News that Vlone would stage its first runway show in Paris had the streetwear microcosm in overdrive, especially since A$AP Bari, the label’s founder, teased new colorways of his Air Force 1 collaboration with Nike on social media.

It was no surprise, then, that the entrance of the show on Rue Cambon was a mob scene. Paparazzi chased British grime star Skepta down the street. Young kids, alerted by Instagram, showed up in the hope of being granted access — and a lucky handful were.

Inside, A$AP Rocky, the cofounder of the brand, greeted guests including basketball player Russell Westbrook. “I’m so overwhelmed with joy and happiness and just — I’m at a loss for words,” he said.

Backstage, A$AP Bari remained non-plussed as the clock ticked well past the scheduled time for the show, which was live-streamed on Tidal. “It’s a dream. That’s it. It’s like déjà vu — had this dream before,” he said. “People like my style and they steal my style, so might as well put out clothes that people like.”

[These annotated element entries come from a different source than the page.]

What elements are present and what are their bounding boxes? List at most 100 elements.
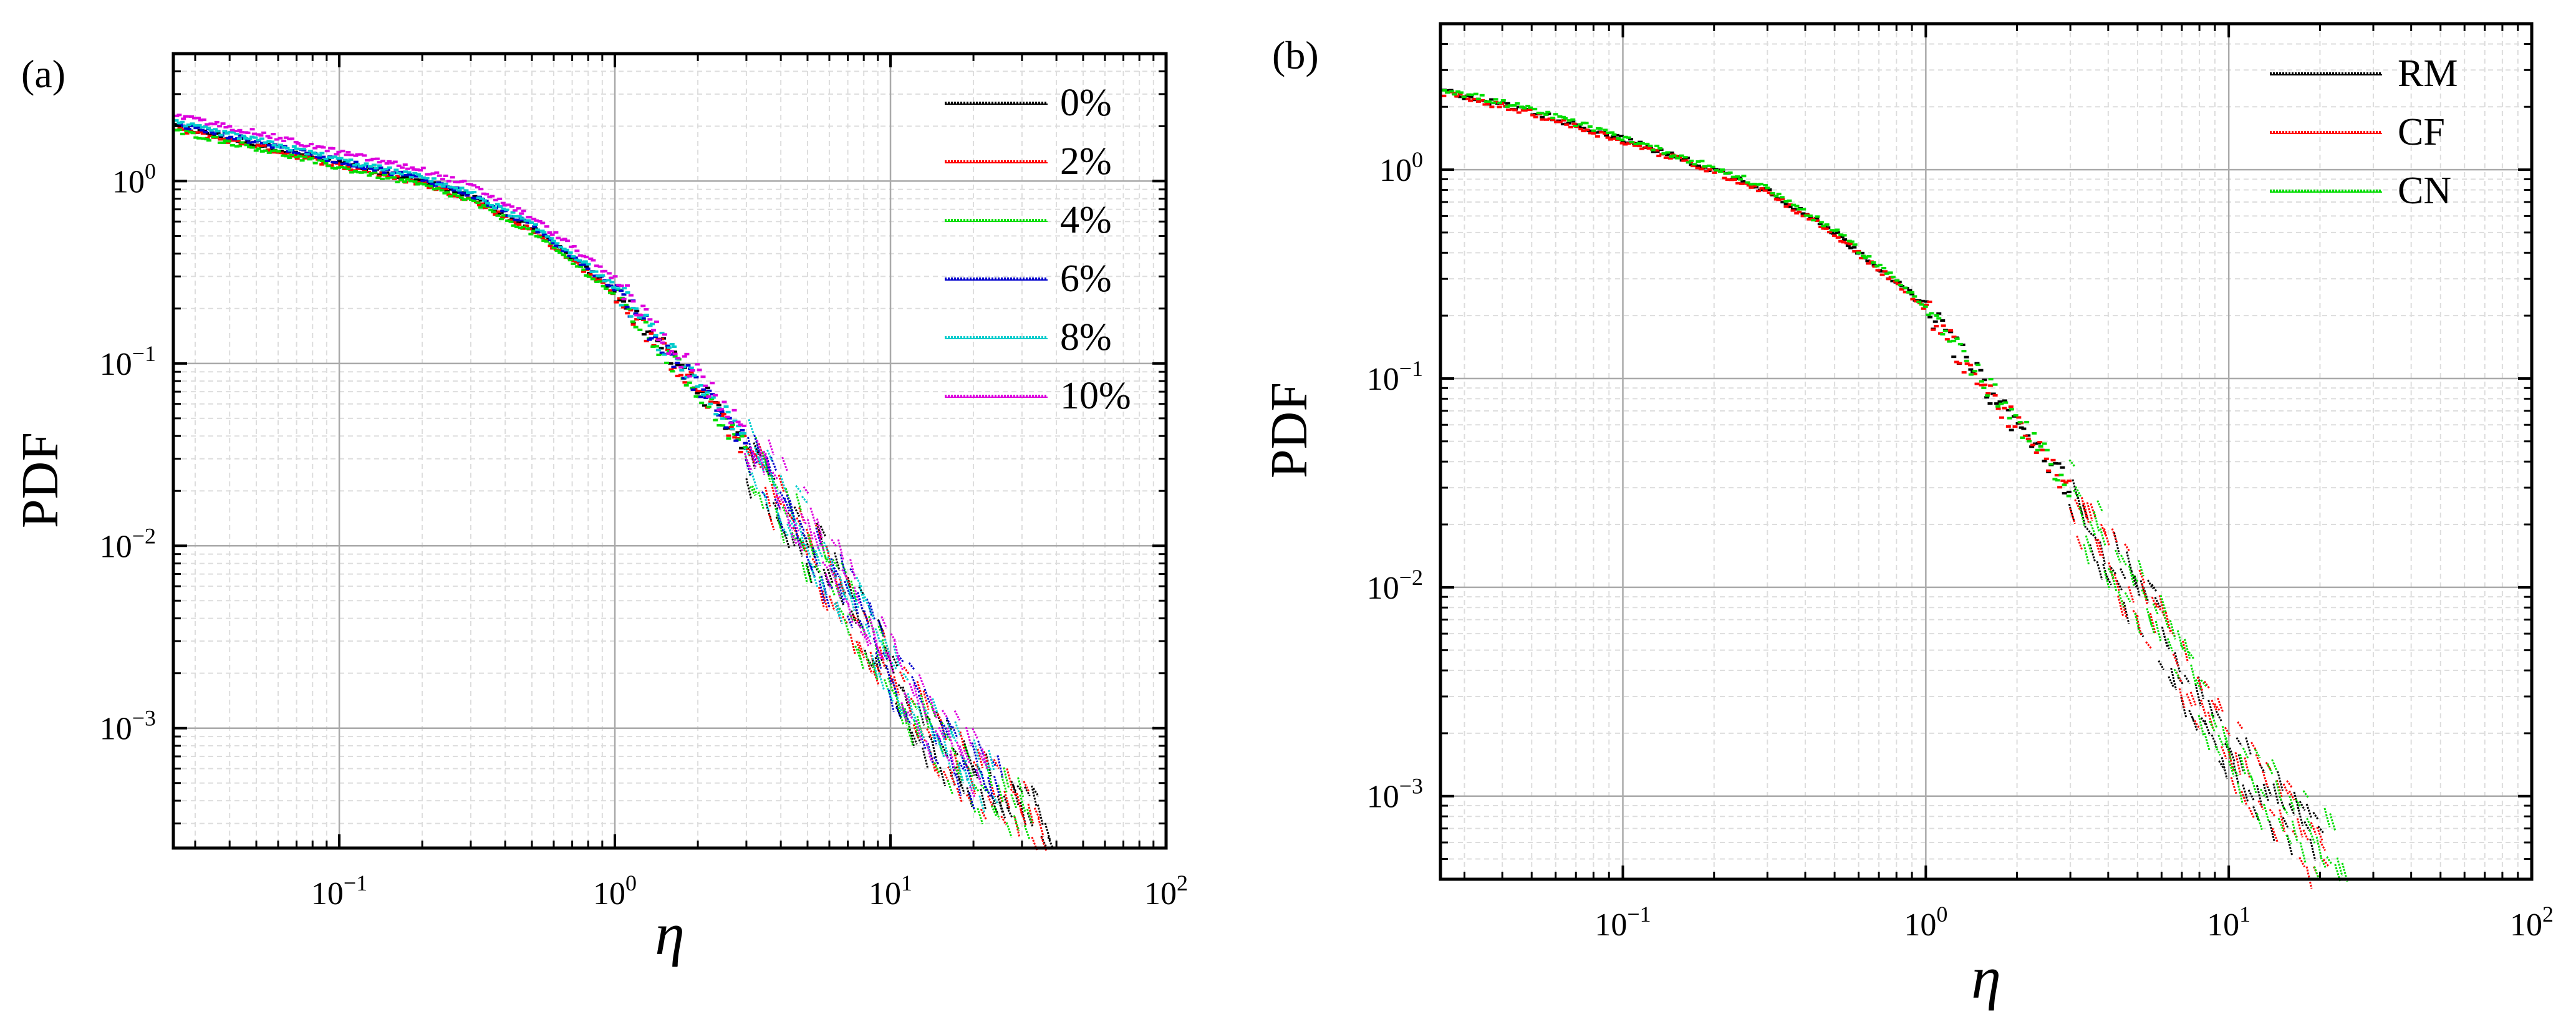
data-point (2248, 807, 2255, 819)
data-point (834, 602, 841, 618)
data-point (919, 727, 925, 740)
data-point (818, 534, 825, 552)
data-point (2128, 565, 2135, 587)
data-point (2099, 541, 2106, 564)
data-point (2275, 780, 2282, 801)
data-point (798, 524, 806, 547)
data-point (2178, 688, 2186, 708)
data-point (852, 614, 859, 622)
data-point (2289, 803, 2295, 816)
data-point (787, 521, 794, 531)
data-point (1010, 788, 1017, 796)
data-point (911, 700, 918, 710)
legend: 0% 2% 4% 6% 8% 10% (945, 82, 1131, 417)
series-6pct (177, 122, 1004, 811)
data-point (2255, 754, 2262, 767)
data-point (2089, 521, 2096, 536)
x-tick-label: 101 (869, 870, 912, 912)
data-point (2174, 652, 2181, 673)
data-point (950, 731, 958, 743)
data-point (2299, 857, 2306, 867)
data-point (909, 683, 916, 697)
data-point (916, 680, 924, 697)
y-tick-label: 10−3 (100, 706, 156, 747)
data-point (927, 717, 934, 730)
data-point (948, 768, 956, 786)
data-point (2203, 680, 2211, 689)
data-point (2320, 857, 2327, 869)
data-point (2217, 735, 2225, 748)
data-point (2115, 549, 2121, 563)
data-point (2225, 737, 2232, 760)
data-point (2272, 783, 2280, 804)
data-point (2289, 796, 2296, 812)
data-point (985, 753, 992, 776)
data-point (2242, 747, 2249, 760)
data-point (801, 561, 808, 584)
data-point (977, 740, 984, 755)
data-point (2239, 753, 2246, 774)
data-point (865, 634, 872, 645)
data-point (892, 655, 899, 668)
data-point (916, 702, 924, 718)
data-point (1019, 801, 1026, 825)
data-point (866, 658, 873, 675)
data-point (744, 442, 751, 458)
data-point (2237, 782, 2244, 804)
data-point (922, 690, 930, 710)
data-point (2110, 571, 2118, 592)
data-point (947, 723, 954, 739)
data-point (2326, 856, 2333, 865)
data-point (2078, 505, 2086, 526)
data-point (2315, 836, 2323, 859)
y-tick-label: 10−3 (1367, 774, 1423, 815)
data-point (828, 596, 836, 612)
data-point (833, 552, 841, 572)
data-point (2214, 703, 2221, 711)
data-point (2194, 678, 2202, 690)
data-point (913, 684, 920, 705)
data-point (770, 456, 777, 471)
data-point (944, 747, 952, 770)
data-point (924, 688, 931, 704)
data-point (799, 538, 806, 552)
data-point (1017, 777, 1025, 798)
data-point (791, 514, 798, 526)
data-point (760, 455, 768, 471)
data-point (972, 764, 979, 779)
data-point (958, 761, 965, 771)
data-point (751, 452, 758, 465)
data-point (972, 728, 979, 740)
data-point (1010, 794, 1018, 809)
data-point (2200, 699, 2207, 718)
x-tick-label: 100 (593, 870, 637, 912)
data-point (806, 519, 814, 540)
data-point (931, 707, 938, 720)
data-point (2094, 538, 2101, 557)
data-point (893, 639, 900, 662)
data-point (999, 801, 1006, 819)
data-point (858, 641, 866, 658)
data-point (786, 494, 793, 514)
data-point (825, 546, 832, 567)
data-point (2152, 603, 2159, 616)
data-point (839, 554, 847, 577)
data-point (2313, 866, 2320, 881)
data-point (837, 583, 845, 604)
y-axis-title: PDF (1260, 382, 1318, 478)
data-point (845, 575, 852, 589)
data-point (958, 745, 966, 761)
data-point (2111, 528, 2118, 544)
data-point (1037, 817, 1044, 837)
data-point (2113, 573, 2121, 592)
data-point (2117, 596, 2125, 617)
data-point (775, 494, 783, 506)
data-point (949, 754, 957, 776)
data-point (907, 728, 914, 746)
data-point (784, 506, 791, 528)
data-point (968, 756, 975, 776)
data-point (872, 670, 880, 685)
data-point (2151, 596, 2158, 609)
data-point (2247, 789, 2255, 801)
data-point (756, 440, 763, 456)
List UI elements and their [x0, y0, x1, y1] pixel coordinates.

Did the show live up to the hype? Certainly, there were production issues. It started 50 minutes late, the set covered in plastic sheeting felt improvised and the music abruptly stopped halfway through.

The clothes, for men and women, were a combination of existing styles and A$AP Bari’s first cut-and-sew pieces, produced mainly in Italy and Japan.

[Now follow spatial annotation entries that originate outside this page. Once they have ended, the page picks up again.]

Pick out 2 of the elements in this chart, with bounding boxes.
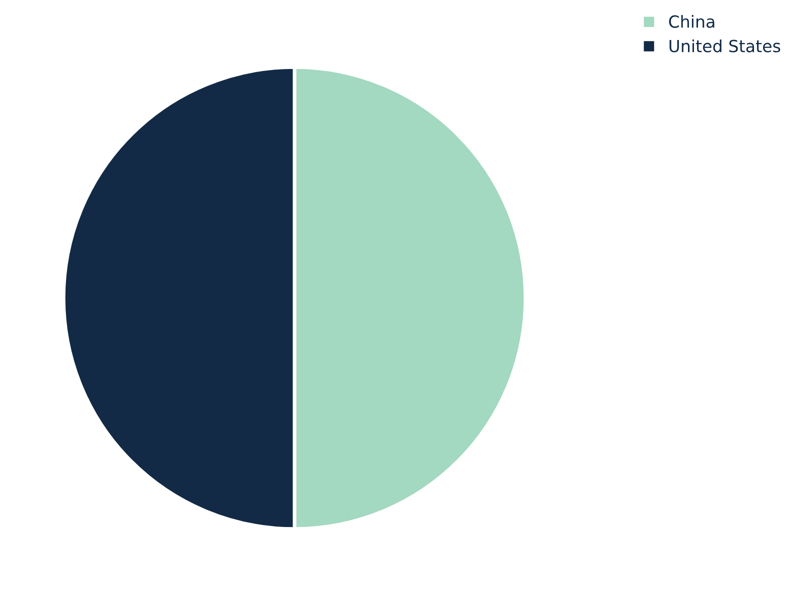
legend-label: China — [669, 15, 714, 28]
legend-label: United States — [670, 39, 780, 52]
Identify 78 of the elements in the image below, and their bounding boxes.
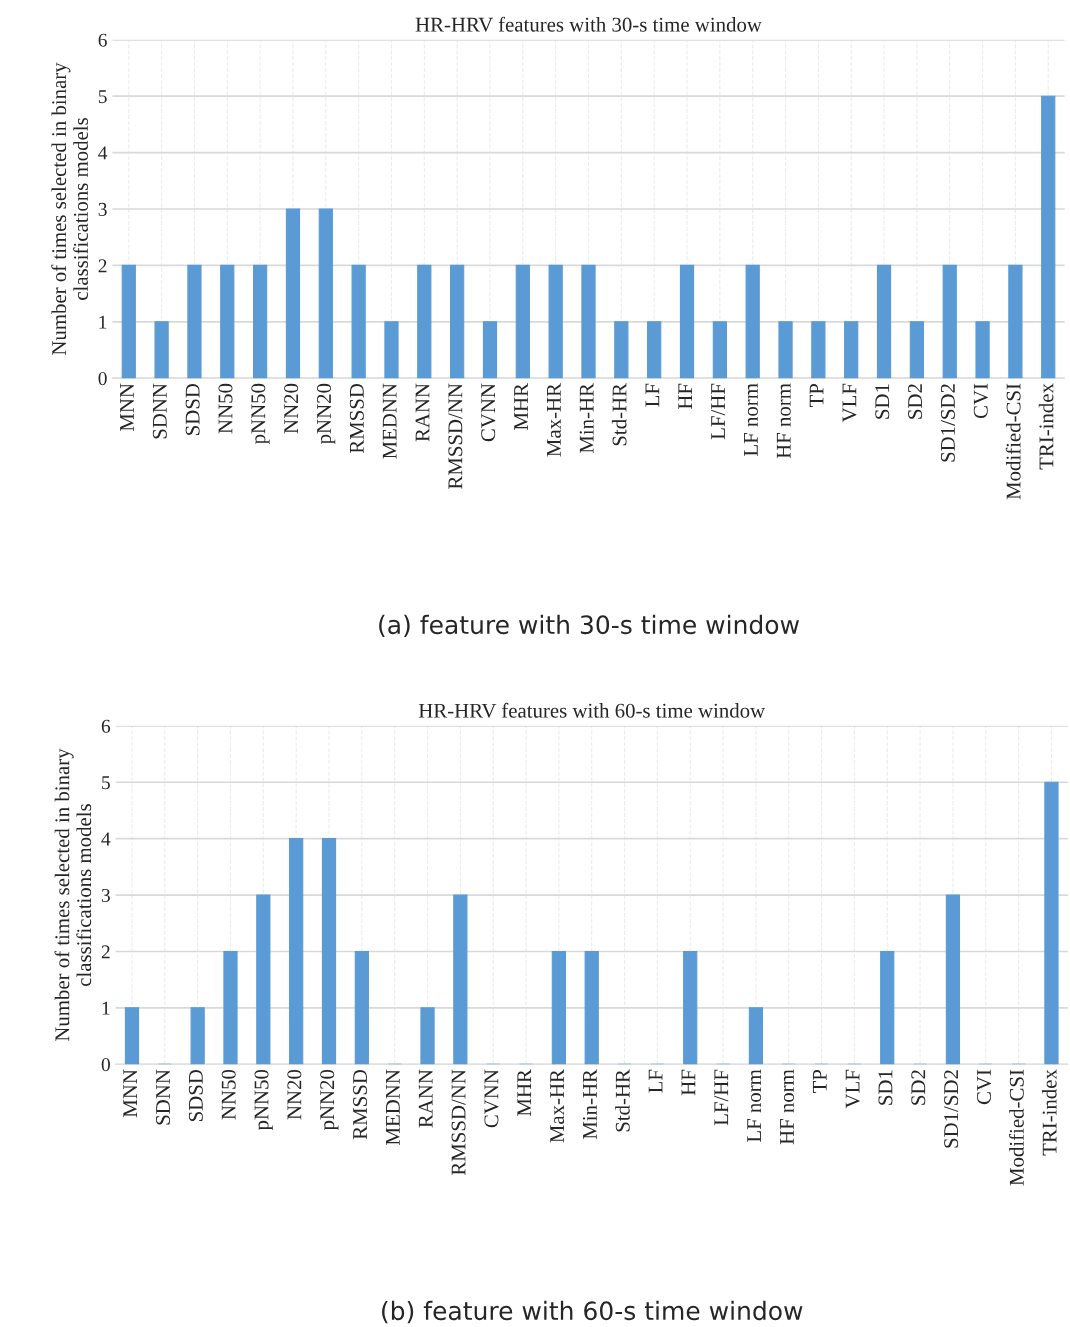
x-tick-label: LF — [648, 1069, 663, 1093]
x-tick-label: HF — [681, 1069, 696, 1096]
x-tick-label: Std-HR — [615, 1069, 630, 1132]
x-tick-label: MEDNN — [386, 1069, 400, 1145]
x-tick-label: MHR — [517, 1069, 532, 1116]
x-tick-label: Modified-CSI — [1008, 1069, 1024, 1186]
x-tick-label: pNN50 — [254, 1069, 273, 1131]
x-tick-label: RMSSD — [353, 1069, 368, 1140]
y-tick-label: 3 — [98, 202, 107, 216]
x-tick-label: NN50 — [221, 1069, 236, 1120]
x-tick-label: RANN — [418, 1069, 433, 1128]
x-tick-label: RMSSD/NN — [451, 1069, 466, 1176]
x-tick-label: SDSD — [185, 383, 200, 435]
x-tick-label: TP — [812, 1069, 827, 1094]
x-tick-label: Min-HR — [582, 1069, 597, 1140]
x-tick-label: TP — [809, 383, 824, 407]
y-tick-label: 0 — [101, 1058, 110, 1072]
x-tick-label: SD1 — [875, 384, 890, 419]
y-axis-title: Number of times selected in binary classifications models — [54, 748, 92, 1042]
y-tick-label: 6 — [98, 33, 107, 47]
x-tick-label: SDSD — [188, 1069, 203, 1121]
y-tick-label: 5 — [102, 776, 110, 790]
x-tick-label: NN20 — [284, 383, 299, 434]
x-tick-label: RMSSD — [349, 383, 364, 454]
x-tick-label: LF norm — [747, 1069, 762, 1143]
x-tick-label: CVI — [976, 1069, 992, 1105]
x-tick-label: SD1/SD2 — [940, 384, 955, 462]
x-tick-label: HF norm — [780, 1069, 794, 1145]
y-tick-label: 1 — [99, 315, 107, 329]
chart-title: HR-HRV features with 30-s time window — [415, 16, 762, 32]
x-tick-label: Max-HR — [550, 1069, 565, 1143]
x-tick-label: MNN — [123, 1069, 137, 1118]
x-tick-label: Min-HR — [579, 383, 594, 454]
x-tick-label: HF norm — [776, 383, 791, 459]
x-tick-label: NN50 — [218, 383, 233, 434]
x-tick-label: Max-HR — [547, 383, 561, 457]
x-tick-label: MNN — [120, 383, 134, 432]
x-tick-label: VLF — [845, 1069, 860, 1109]
x-tick-label: HF — [678, 383, 693, 410]
x-tick-label: NN20 — [287, 1069, 302, 1120]
x-tick-label: SD2 — [908, 384, 923, 419]
y-tick-label: 5 — [98, 90, 107, 104]
y-tick-label: 0 — [98, 372, 107, 386]
x-tick-label: SDNN — [156, 1069, 171, 1125]
x-tick-label: SD1 — [878, 1070, 893, 1105]
x-tick-label: LF norm — [744, 383, 758, 456]
y-tick-label: 2 — [98, 259, 107, 273]
x-tick-label: LF/HF — [711, 383, 726, 440]
y-tick-label: 6 — [101, 719, 111, 733]
chart-title: HR-HRV features with 60-s time window — [418, 702, 766, 718]
x-tick-label: SD2 — [911, 1070, 926, 1105]
x-tick-label: pNN20 — [316, 383, 336, 445]
y-axis-title: Number of times selected in binary classifications models — [51, 62, 88, 356]
x-tick-label: pNN20 — [320, 1069, 339, 1131]
x-tick-label: MHR — [514, 383, 528, 430]
x-tick-label: pNN50 — [251, 383, 270, 445]
y-tick-label: 4 — [98, 146, 108, 160]
y-tick-label: 2 — [101, 945, 110, 959]
x-tick-label: LF/HF — [714, 1069, 729, 1126]
text: (b) feature with 60-s time window — [382, 1300, 803, 1324]
x-tick-label: CVI — [973, 383, 988, 419]
text: (a) feature with 30-s time window — [379, 614, 799, 638]
x-tick-label: LF — [645, 383, 660, 407]
x-tick-label: SDNN — [152, 383, 167, 439]
x-tick-label: VLF — [842, 383, 857, 423]
y-tick-label: 1 — [102, 1001, 110, 1015]
x-tick-label: TRI-index — [1038, 383, 1054, 470]
x-tick-label: TRI-index — [1041, 1069, 1057, 1156]
x-tick-label: CVNN — [484, 1069, 499, 1128]
y-tick-label: 4 — [101, 832, 111, 846]
x-tick-label: CVNN — [481, 383, 496, 442]
y-tick-label: 3 — [101, 888, 110, 902]
x-tick-label: Std-HR — [611, 383, 627, 446]
x-tick-label: SD1/SD2 — [944, 1070, 959, 1148]
x-tick-label: MEDNN — [382, 383, 397, 459]
x-tick-label: RANN — [415, 383, 430, 442]
x-tick-label: RMSSD/NN — [448, 383, 463, 489]
x-tick-label: Modified-CSI — [1005, 383, 1021, 500]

The title of the show was Black History, a reflection of the label’s Harlem roots. Shirts bore slogans reading “Real Men Wear Black” — an apparent nod to the 1990 album by Cameo — while a women’s T-shirt featured a picture of Buckwheat, a character from the Thirties movie series “Our Gang.”

They were mixed in with club kid gear including leather pants with colorful lacing; embroidered denim jackets; stained suede shrug jackets; jackets and pants in a camouflage pattern dotted with smiley faces, and shirts featuring Al Pacino in the guise of Tony Montana.

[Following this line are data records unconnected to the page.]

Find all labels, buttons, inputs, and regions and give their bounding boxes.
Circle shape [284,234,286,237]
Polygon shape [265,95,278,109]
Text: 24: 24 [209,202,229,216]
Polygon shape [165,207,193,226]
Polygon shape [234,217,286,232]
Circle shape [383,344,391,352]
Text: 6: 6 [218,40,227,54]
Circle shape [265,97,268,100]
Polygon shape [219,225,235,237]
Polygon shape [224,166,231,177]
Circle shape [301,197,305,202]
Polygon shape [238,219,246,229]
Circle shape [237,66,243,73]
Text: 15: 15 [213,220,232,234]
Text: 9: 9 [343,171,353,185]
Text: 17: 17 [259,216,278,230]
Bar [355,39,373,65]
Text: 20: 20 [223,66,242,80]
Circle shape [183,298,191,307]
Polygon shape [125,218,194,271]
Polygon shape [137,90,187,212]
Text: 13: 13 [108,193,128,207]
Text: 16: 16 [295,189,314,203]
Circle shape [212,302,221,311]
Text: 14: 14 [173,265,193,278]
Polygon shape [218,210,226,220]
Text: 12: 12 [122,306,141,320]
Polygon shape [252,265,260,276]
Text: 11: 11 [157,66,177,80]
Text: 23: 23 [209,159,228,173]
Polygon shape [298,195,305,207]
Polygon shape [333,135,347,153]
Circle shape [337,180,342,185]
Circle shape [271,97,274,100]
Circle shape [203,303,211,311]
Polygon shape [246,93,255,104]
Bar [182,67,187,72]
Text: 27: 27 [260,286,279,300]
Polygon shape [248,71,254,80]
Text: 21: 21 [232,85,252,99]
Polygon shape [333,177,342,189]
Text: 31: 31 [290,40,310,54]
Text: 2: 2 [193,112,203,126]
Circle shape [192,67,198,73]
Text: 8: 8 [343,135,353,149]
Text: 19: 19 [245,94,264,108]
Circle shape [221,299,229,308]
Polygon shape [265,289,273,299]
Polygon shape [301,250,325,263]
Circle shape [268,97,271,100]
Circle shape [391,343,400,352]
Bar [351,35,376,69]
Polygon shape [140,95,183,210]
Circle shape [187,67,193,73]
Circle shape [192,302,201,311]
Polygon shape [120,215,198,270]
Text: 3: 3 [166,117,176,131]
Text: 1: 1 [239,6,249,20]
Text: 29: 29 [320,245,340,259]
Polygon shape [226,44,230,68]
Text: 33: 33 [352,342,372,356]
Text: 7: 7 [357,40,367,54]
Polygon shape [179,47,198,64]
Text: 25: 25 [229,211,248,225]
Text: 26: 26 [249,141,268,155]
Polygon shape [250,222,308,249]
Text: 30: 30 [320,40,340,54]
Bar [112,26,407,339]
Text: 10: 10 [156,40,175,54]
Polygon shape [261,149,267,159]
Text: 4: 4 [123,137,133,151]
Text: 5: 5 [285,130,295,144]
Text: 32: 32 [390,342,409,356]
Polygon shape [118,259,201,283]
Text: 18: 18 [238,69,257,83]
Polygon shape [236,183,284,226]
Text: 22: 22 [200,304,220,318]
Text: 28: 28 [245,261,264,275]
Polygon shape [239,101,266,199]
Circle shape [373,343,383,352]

Canny branding touches abounded. A “V” appeared as a small logo on a white shirt, a quilted pattern on a jacket, a seam on the back of jean jackets and, most importantly, on the back of those Nike sneakers. Designing is not a job for dilettantes, and it’s clear this collection was carefully conceived.

It was hard not to be reminded of Off-White’s debut men’s runway show last year. This season, Virgil Abloh was a guest at Pitti, suggesting the sky is the limit for these buzzy streetwear brands.